‘Can someone please grab it?’ Elderly woman uses emergency button on a Sydney train to ask for help after losing her UMBRELLA
- An elderly woman has been filmed using an emergency button on a Sydney train
- The woman asked NSW Transport staff for help to find her missing umbrella
- Despite her misuse of the button, an off-site staff member helped her out
- Authorities have warned that misuse of the system can result in a $5,500 fine
An elderly woman has been filmed using an emergency-only call point on a train to ask for help finding her lost umbrella.
The woman was travelling on a Sydney train from the city when she pressed the button to ask NSW Transport staff for assistance.
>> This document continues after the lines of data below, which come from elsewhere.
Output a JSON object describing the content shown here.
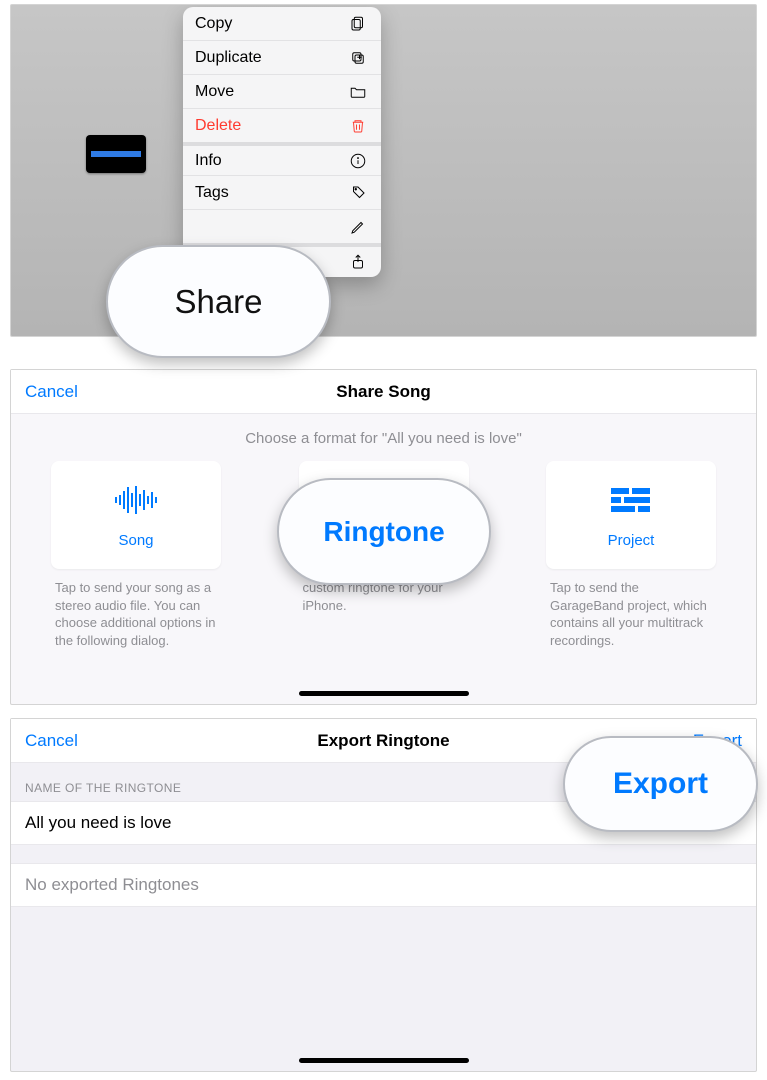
{
  "song_name": "All you need is love",
  "panel1": {
    "menu": {
      "copy": "Copy",
      "duplicate": "Duplicate",
      "move": "Move",
      "delete": "Delete",
      "info": "Info",
      "tags": "Tags",
      "share": "Share"
    }
  },
  "panel2": {
    "cancel": "Cancel",
    "title": "Share Song",
    "subtitle": "Choose a format for \"All you need is love\"",
    "cards": {
      "song": {
        "label": "Song",
        "desc": "Tap to send your song as a stereo audio file. You can choose additional options in the following dialog."
      },
      "ringtone": {
        "label": "Ringtone",
        "desc": "custom ringtone for your iPhone."
      },
      "project": {
        "label": "Project",
        "desc": "Tap to send the GarageBand project, which contains all your multitrack recordings."
      }
    }
  },
  "panel3": {
    "cancel": "Cancel",
    "title": "Export Ringtone",
    "export": "Export",
    "section_header": "NAME OF THE RINGTONE",
    "name_value": "All you need is love",
    "status": "No exported Ringtones"
  },
  "callouts": {
    "share": "Share",
    "ringtone": "Ringtone",
    "export": "Export"
  }
}
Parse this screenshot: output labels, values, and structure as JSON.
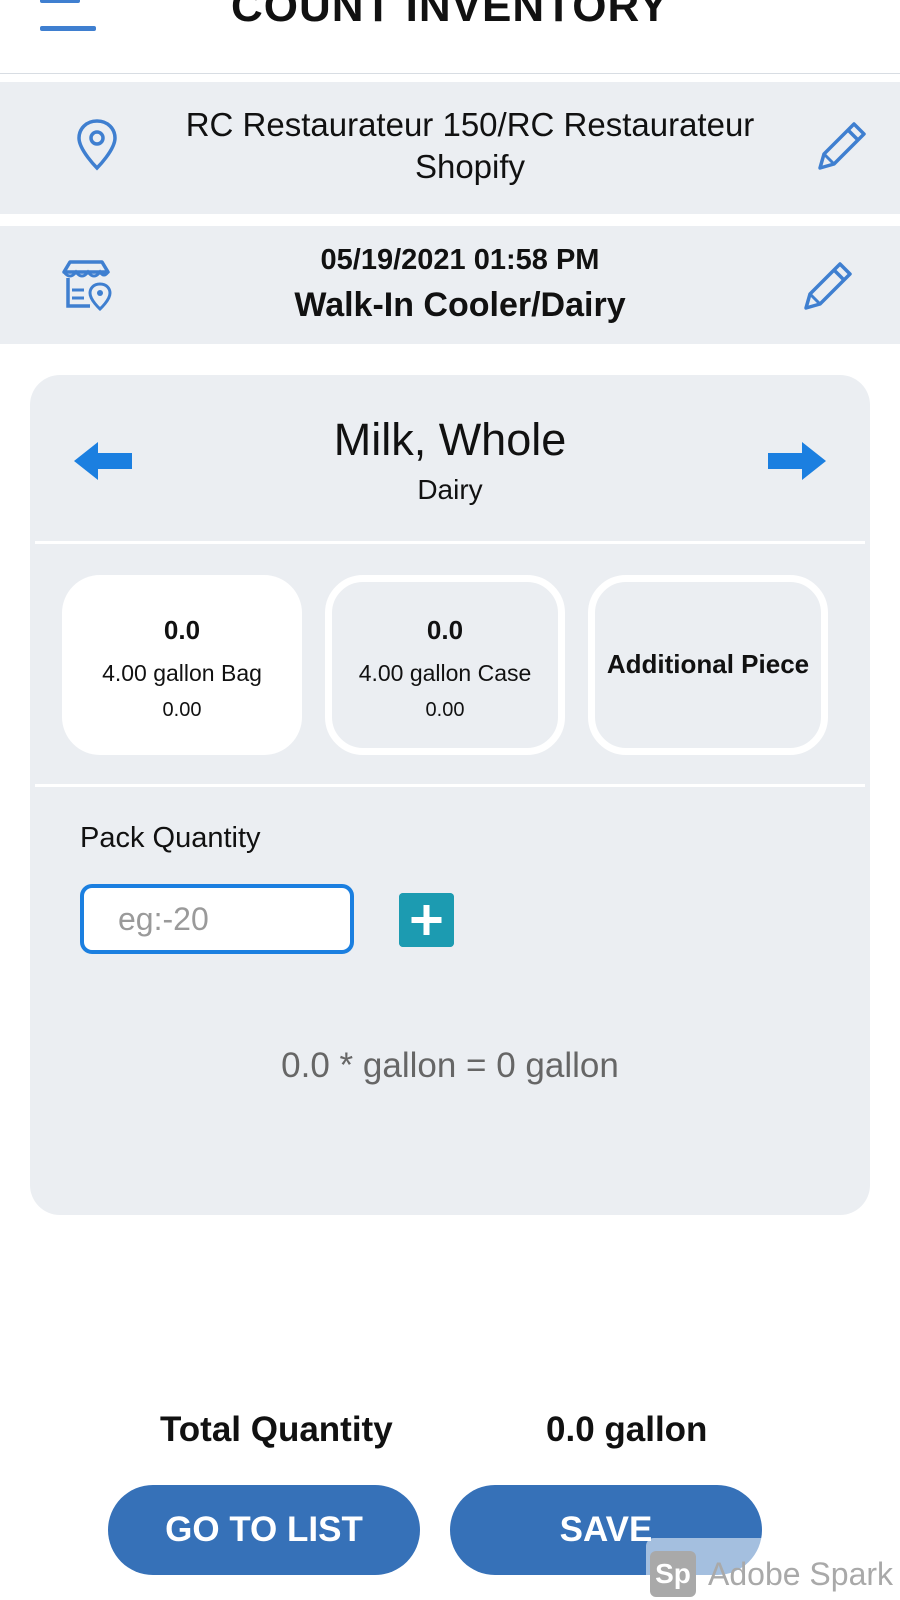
{
  "header": {
    "title": "COUNT INVENTORY"
  },
  "location": {
    "name": "RC Restaurateur 150/RC Restaurateur Shopify"
  },
  "storage": {
    "datetime": "05/19/2021 01:58 PM",
    "area": "Walk-In Cooler/Dairy"
  },
  "item": {
    "name": "Milk, Whole",
    "category": "Dairy"
  },
  "uoms": [
    {
      "count": "0.0",
      "label": "4.00 gallon Bag",
      "value": "0.00",
      "selected": true
    },
    {
      "count": "0.0",
      "label": "4.00 gallon Case",
      "value": "0.00",
      "selected": false
    },
    {
      "label": "Additional Piece",
      "selected": false
    }
  ],
  "pack": {
    "label": "Pack Quantity",
    "placeholder": "eg:-20",
    "value": ""
  },
  "calculation": "0.0 * gallon = 0 gallon",
  "total": {
    "label": "Total Quantity",
    "value": "0.0 gallon"
  },
  "buttons": {
    "go_to_list": "GO TO LIST",
    "save": "SAVE"
  },
  "watermark": {
    "logo": "Sp",
    "text": "Adobe Spark"
  },
  "colors": {
    "accent": "#1b7fe0",
    "button": "#3671b8",
    "plus": "#1c9bb1",
    "panel": "#ebeef2",
    "icon": "#3f7fd0"
  }
}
‘Please state the nature of your emergency,’ a worker said over the intercom.
‘Is my umbrella there? Can someone please grab it?’ the woman replied.
The woman, on a Sydney train travelling from the city, pressed the emergency button with a man responding: ‘Please state the nature of your emergency’
‘Oh my god how did you do that?’ the operator asked, realising her call was not an emergency.
Despite her misuse of the emergency service, the off-site staff member kindly helped the woman and explained to her that transport officers at the next station would be better able to help her.
The elderly woman and another man on the train both sincerely thanked the operator and got off at the next station.
The footage users was uploaded to Reddit, where social media users urged viewers to consider whether the woman might have been struggling with her mental health before passing judgement.
The NSW Transport worker replied to her emergency request and directed her to transport officers at the next station
NSW Transport states on all of the 30 emergency call buttons on each train that they are only to be used for emergencies and warned in a statement that people could face heavy fines.
‘Sydney Trains always wants to help our customers however we can,’ a spokesperson said.
‘Fines can be issued for the deliberate and inappropriate use of Emergency Help Points, with penalties ranging from $400 to $5,500.
‘Transport Officers and Police recognise that every situation is different and take the customer’s circumstances into consideration before fines are issued,’ they said.